Die vom Bundesarbeitsministerium zunächst geplante Einführung eines grundsätzlichen Rechtsanspruchs auf 24 Tage Home-Office pro Jahr wurde im November letzten Jahres wieder aufgegeben. Es soll künftig wohl nur noch ein Anspruch des Arbeitnehmers auf ein Gespräch mit dem Arbeitgeber über die Möglichkeit von Homeoffice gesetzlich verankert werden.
Viele Arbeitgeber nutzen die Corona-Krise als Begründung für Kündigungen. Ist dieses Argument grundsätzlich haltbar? Unter welchen Umständen kann die Corona-Krise als Begründung für eine betriebsbedingte Kündigung angeführt werden?
Gudrun Egenolf: Es kommt bei dieser Frage zunächst darauf an, ob auf den Betrieb des Arbeitgebers das Kündigungsschutzgesetz Anwendung findet oder nicht. Findet das Kündigungsschutzgesetz keine Anwendung, braucht der Arbeitgeber keinen Grund für den Ausspruch der Kündigung, er kann aber auch jeden beliebigen Grund und somit auch die Auswirkungen der Corona-Pandemie dafür nutzen. Die grundsätzliche Kündigungsfreiheit findet allerdings ihre Grenze bei einem Verstoß gegen das aus § 242 BGB abzuleitende Gebot von Treu und Glauben. Auch wenn das Kündigungsschutzgesetz keine Anwendung findet, hat der Arbeitgeber insoweit ein Mindestmaß an sozialer Rücksichtnahme zu beachten. Auch hier kommt es wie immer auf den konkreten Einzelfall an.

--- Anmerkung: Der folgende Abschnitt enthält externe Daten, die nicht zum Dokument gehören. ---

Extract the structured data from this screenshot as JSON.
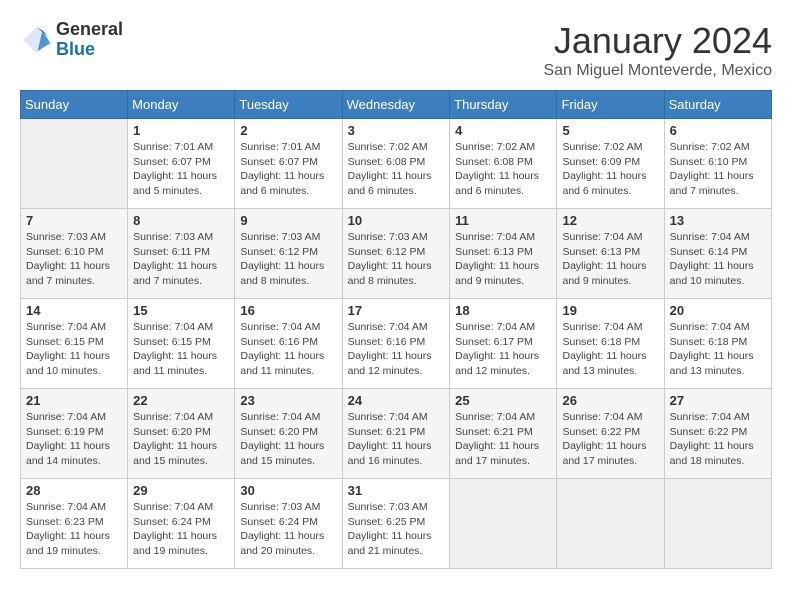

Die soziale Rechtfertigung einer betriebsbedingten Kündigung ist aufgrund der gesetzlichen Regelungen in § 1 Abs. 2 und 3 KSchG sowie der Vorgaben der Rechtsprechung der Arbeitsgerichtsbarkeit an bestimmte Voraussetzungen geknüpft. So muss zunächst aufgrund einer Unternehmerentscheidung ein Beschäftigungsbedürfnis für einen oder mehrere Arbeitnehmer weggefallen sein. Die Unternehmerentscheidung kann dabei entweder auf innerbetrieblichen (z. B. Umstellung bzw. Einschränkung der Produktion) oder außerbetrieblichen Gründen (z. B. Auftragsmangel bzw. Umsatzrückgang) beruhen. Wirkt sich die Corona-Krise insoweit z. B. auf die Auftragslage und den Umsatz aus, würde sich der Arbeitgeber auf außerbetriebliche Gründe berufen können, wenn er beispielsweise eine Anpassung der Anzahl der Arbeitnehmer an die verbliebene Arbeitsmenge vornimmt. Der Arbeitgeber muss im Falle eines Kündigungsschutzprozesses darlegen und beweisen, dass außerbetriebliche Umstände für die Kündigung zum Zeitpunkt der Kündigung tatsächlich vorlagen und zu einem dauerhaften Rückgang des Beschäftigungsvolumens führten. Letztlich kann die Corona-Krise aber auch einen innerbetrieblichen Grund bedingen, wenn z. B. der Arbeitgeber aufgrund der aktuellen Situation der Pandemie entscheidet, Restrukturierungsmaßnahmen zu ergreifen, den Personalbestand auf Dauer zu reduzieren oder den Betrieb still zu legen.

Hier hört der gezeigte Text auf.